At first I thought it Rethinking Schools was being lazy in publishing this essay on its feed eight months later… and I was reluctant to post yet again on VAM’s flaws… but I have concluded that repetition reinforces learning and increases awareness and so I am following Rethinking Schools lead and hammering away at this issue. Until VAM is as discredited it will continue to appeal to politicians and members of the public who want to find a cheap, inexpensive, and easy solution to “fixing filing schools” and VAM gives them apparent “scientific evidence” that teachers are the problem. There’s one problem with this conclusion: it’s wrong!
Two recent articles, one on Cuomo’s dismay at the low number of “failing teachers” from the NYTimes and another provided by my daughter from blogger Carol Burris via Valerie Strauss’ Washington Post Answer Sheet blog lament NY Governor Cuomo’s insistence that the State double down on the use of value added metrics (VAM) to measure teacher performance. Why? Because he and the Regents expected the VAM tests to prove public schools were “failing” because of bad teachers. When the VAM tests were administered for two years and fewer than 1% of the teachers failed, Cuomo decided to veto a bill that would have protested those teachers from losing their jobs. Why? Because he expected 10% to lose their job! This quote from the Times article with my emphasis added provides insights into Cuomo’s arrogance:
“Given what we now know, it would make no sense to sign this bill and inflate these already inflated ratings,” Mr. Cuomo wrote in his veto message.
What did we know: the tests that were designed to identify at least 10% of the teachers as failures were not emphasized enough in the ratings. Consequently, the teachers’ ratings were inflated because of an over-emphasis on, and this is a quote from the NYTimes reporter Kate Taylor,
…subjective measures, like principals’ evaluations, which in many districts were overwhelmingly favorable to teachers.

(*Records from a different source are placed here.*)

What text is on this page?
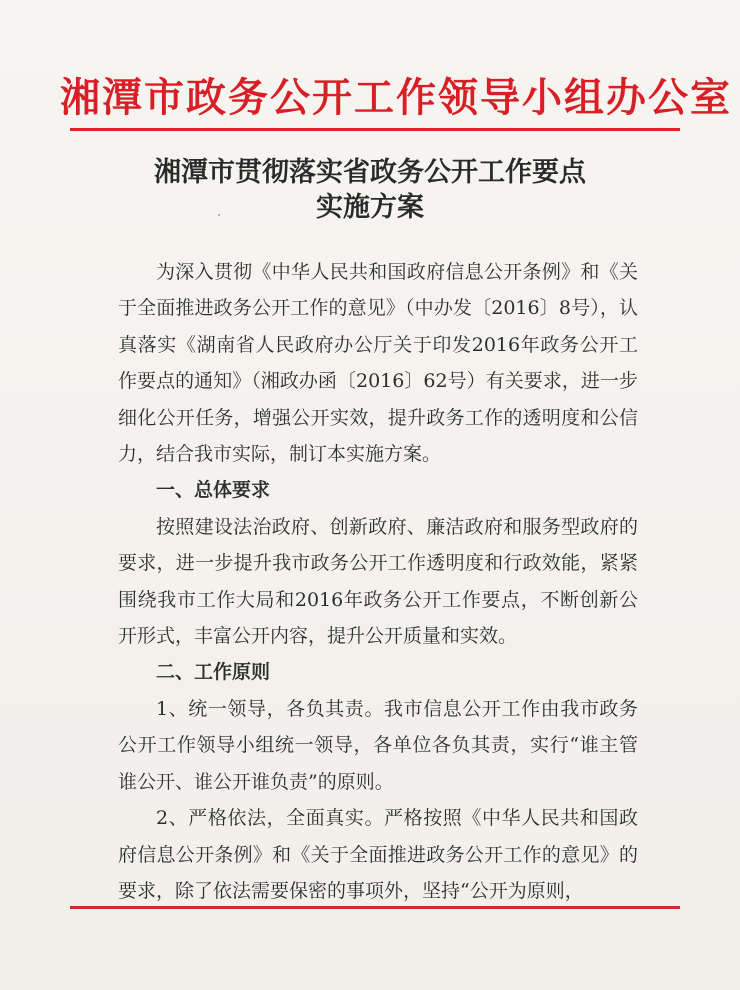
湘潭市政务公开工作领导小组办公室
湘潭市贯彻落实省政务公开工作要点
实施方案

为深入贯彻《中华人民共和国政府信息公开条例》和《关于全面推进政务公开工作的意见》（中办发〔2016〕8号），认真落实《湖南省人民政府办公厅关于印发2016年政务公开工作要点的通知》（湘政办函〔2016〕62号）有关要求，进一步细化公开任务，增强公开实效，提升政务工作的透明度和公信力，结合我市实际，制订本实施方案。

一、总体要求

按照建设法治政府、创新政府、廉洁政府和服务型政府的要求，进一步提升我市政务公开工作透明度和行政效能，紧紧围绕我市工作大局和2016年政务公开工作要点，不断创新公开形式，丰富公开内容，提升公开质量和实效。

二、工作原则

1、统一领导，各负其责。我市信息公开工作由我市政务公开工作领导小组统一领导，各单位各负其责，实行“谁主管谁公开、谁公开谁负责”的原则。

2、严格依法，全面真实。严格按照《中华人民共和国政府信息公开条例》和《关于全面推进政务公开工作的意见》的要求，除了依法需要保密的事项外，坚持“公开为原则，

Before Governor Cuomo, Regents Chair Tisch, and reports like Kate Taylor characterize “principals’ evaluations” as “subjective” they might want to take a look at a sampling of the methods used. And before they claim an arbitrary percentage of teachers are “deficient” they might want to compare notes with corporate leaders who long ago abandoned the idea that ridding themselves of the lowest performers was the road to success. And last but not least, they ought to check with Principals like Carol Burris who know that bad teachers cannot succeed in schools with engaged parents and, as a result, schools with engaged parents don’t need VAM tests. Here’s Burris’ description of parents’ reactions when Sheri Lederman, one of her stellar teachers, received low VAM scores:
(P)arents have been disinterested in APPR scores. Although they can request their child’s teacher’s APPR score, not one parent in my district has asked for it during the two years that APPR has been in effect. Most principals report that parents simply do not care. Teachers like Sheri have a great reputation because of the years of loving care and great instruction they have given their students. Moms don’t need a score to know that.
Unfortunately, “…loving care and great instruction” can’t be reduced to a number, displayed on a spread sheet, and ranked. And any experienced educator know that the VAM tests can’t capture “…loving care and great instruction”. That can only be evaluated by “subjective” Principals…and Moms.